A pessoa com um ego diferenciado não precisa se isolar, mas pode permanecer em contato com os outros mantendo sua integridade. Da mesma forma, a família sadia é aquela que mantém um contato emocional de uma geração para outra.

Defende-se a necessidade de equilíbrio entre a proximidade e a independência, mas a prática tem um caráter distintamente intelectual. Bowen via a ansiedade como uma ameaça ao equilíbrio psíquico, e, consequentemente, a sua abordagem de tratamento muitas vezes parece desapaixonada. Ele afastava-se do calor das confusões familiares para contemplar a história dos relacionamentos da família. O modelo de Bowen tira o foco dos sintomas a favor da dinâmica sistémica. O tratamento desestimula o terapeuta a tentar resolver os relacionamentos e, ao invés, encorajar os clientes a começar um esforço vitalício de autodescoberta.

Na prática clínica é possível observar estes conceitos, tal poderá verificar-se no caso clínico que apresento de seguida.

Maria tem 36 ano, casa com José com 40, têm um filho António de 2 anos. Maria viveu na casa dos pais até aos 26 anos, altura que sai e vai estudar para longe da sua cidade. A relação com a sua mãe é muito próxima – chegam a falar várias vezes por dia ao telefone e trocam mensagens constantemente. Maria, procura constantemente a parecer da sua mãe, em tudo o que lhe acontece ao longo do dia. Por sua vez, a mãe está sempre em contato com a Maria para saber como ela está e como está a ser o seu dia – realçamos que há histórico clínico de depressão/internamentos na vida a Maria. Se por algum motivo, estes contatos não acontecessem, a mãe fica extremamente ansiosa e num pensamento espiral que só se tranquiliza quando chega à fala com a Maria – este ansiedade muitas vezes é também expressada pela Maria. .

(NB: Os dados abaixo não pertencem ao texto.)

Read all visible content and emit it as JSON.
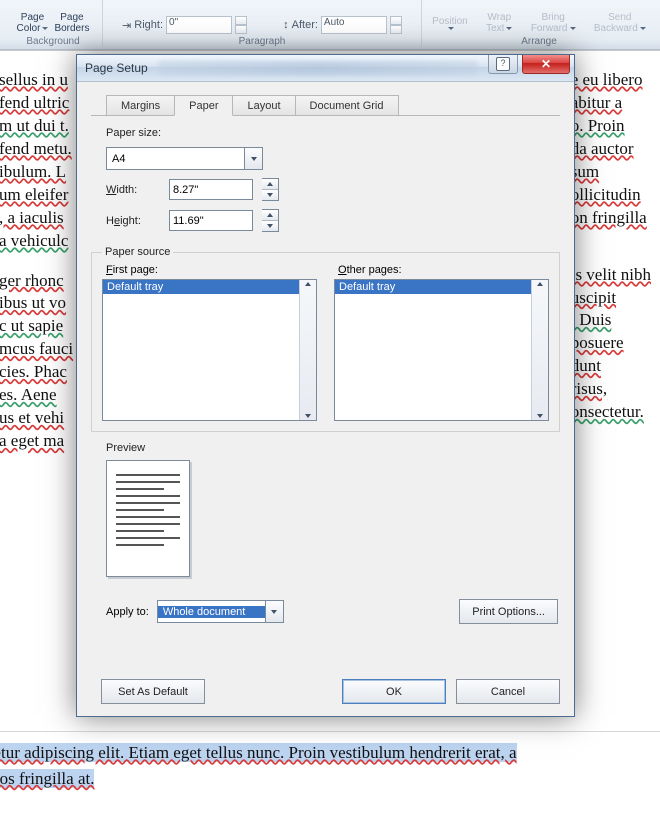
{
  "ribbon": {
    "page_color": {
      "l1": "Page",
      "l2": "Color"
    },
    "page_borders": {
      "l1": "Page",
      "l2": "Borders"
    },
    "background_group": "Background",
    "right_lbl": "Right:",
    "right_val": "0\"",
    "after_lbl": "After:",
    "after_val": "Auto",
    "paragraph_group": "Paragraph",
    "position": {
      "l1": "Position"
    },
    "wrap": {
      "l1": "Wrap",
      "l2": "Text"
    },
    "bring": {
      "l1": "Bring",
      "l2": "Forward"
    },
    "send": {
      "l1": "Send",
      "l2": "Backward"
    },
    "arrange_group": "Arrange"
  },
  "doc": {
    "lines": [
      "sellus in u",
      "fend ultric",
      "m ut dui t.",
      "fend metu.",
      "ibulum. L",
      "um eleifer",
      ", a iaculis",
      "a vehiculc",
      "",
      "ger rhonc",
      "ibus ut vo",
      "c ut sapie",
      "mcus fauci",
      "cies. Phac",
      "es. Aene",
      "us et vehi",
      "a eget ma"
    ],
    "right": [
      "e eu libero",
      "abitur a",
      "o. Proin",
      "da auctor",
      "sum",
      "ollicitudin",
      "on fringilla",
      "",
      "",
      "is velit nibh",
      "uscipit",
      ". Duis",
      "posuere",
      "dunt",
      "risus,",
      "onsectetur."
    ],
    "bottom1": "sectetur adipiscing elit. Etiam eget tellus nunc. Proin vestibulum hendrerit erat, a",
    "bottom2": "us eros fringilla at."
  },
  "dialog": {
    "title": "Page Setup",
    "tabs": {
      "margins": "Margins",
      "paper": "Paper",
      "layout": "Layout",
      "grid": "Document Grid"
    },
    "paper_size_lbl": "Paper size:",
    "paper_size_value": "A4",
    "width_lbl": "Width:",
    "width_lbl_u": "W",
    "width_val": "8.27\"",
    "height_lbl": "Height:",
    "height_lbl_u": "H",
    "height_val": "11.69\"",
    "paper_source_lbl": "Paper source",
    "first_page_lbl": "First page:",
    "first_page_u": "F",
    "other_pages_lbl": "Other pages:",
    "other_pages_u": "O",
    "first_items": [
      "Default tray"
    ],
    "other_items": [
      "Default tray"
    ],
    "preview_lbl": "Preview",
    "apply_lbl": "Apply to:",
    "apply_val": "Whole document",
    "print_options": "Print Options...",
    "set_default": "Set As Default",
    "ok": "OK",
    "cancel": "Cancel"
  }
}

A Maria liga com muita frequência à sua melhor amiga Rita, contando o seu dia, este comportamento fica mais realçado nos dias que Maria está mais ansiosa por algum motivo “banal” da faculdade, e.g. dia de exame. Aqui poderemos verificar a dificuldade que Maria tem em gerir os acontecimentos da sua vida e a ansiedade que eles provocam em si. Podemos afirmar que aqui está retratado um grau de indiferenciação e ansiedade que possivelmente é transmídia transgeracionalmente.

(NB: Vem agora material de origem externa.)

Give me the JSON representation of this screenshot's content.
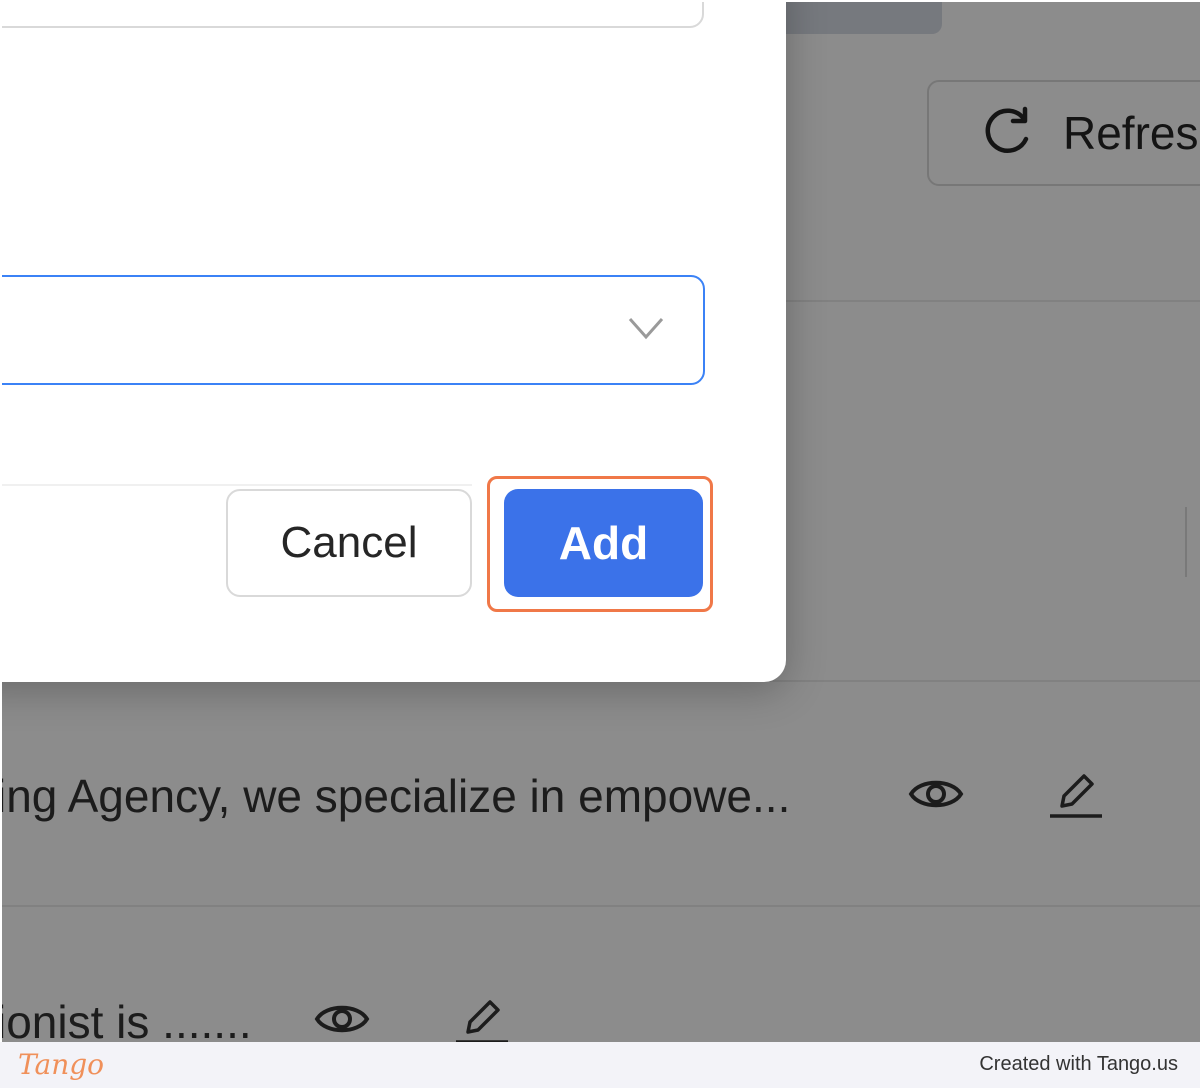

O autor ao longo do seu trabalho também nos fala de outro conceito importante, a distância emocional – aparece como um dos padrões da ansiedade nas relações conjugais, que são o reflexo de ligações emocionais não-resolvidas. Nestes casos específicos, à medida que a ansiedade aumenta os contatos conjugais diminuem significativamente. Em modo de ilustração, um casal com formas de estar e de pensar diferentes, levando a discussões constantes, originando um distanciamento grande na gestão das questões conjugais, levando a tomadas de decisão unilateral sem qualquer consulta da opinião do parceiro.  Este tipo de comportamento, originará por sua vez um distanciamento emocional ainda maior.

A teoria boweniana enfatiza que, para compreender a família, é necessário desvelar o que acontece nas gerações que a precederam e ampliar o olhar para a família extensa. Cada indivíduo, é parte de uma rede de relações que envolvem as respectivas famílias de origem, e é através de interações que permitem a cada pessoa experimentar o que é e o que não é admissível na relação, criando a base de uma unidade sistémica. Para o autor, o ténico é mais que um teraeuta familiar, é que gere o ego – apoiando de forma a ativar e a reforçar os “processos de autoregeneração” referentes a cada família.

Como profissional reconheço a importância e relevância desta teoria no sistema familiar e de casal. Creio que compreender o limite da teoria de diferenciação do self passa pela compreensão da forma como as famílias estão estruturadas nos dias atuais.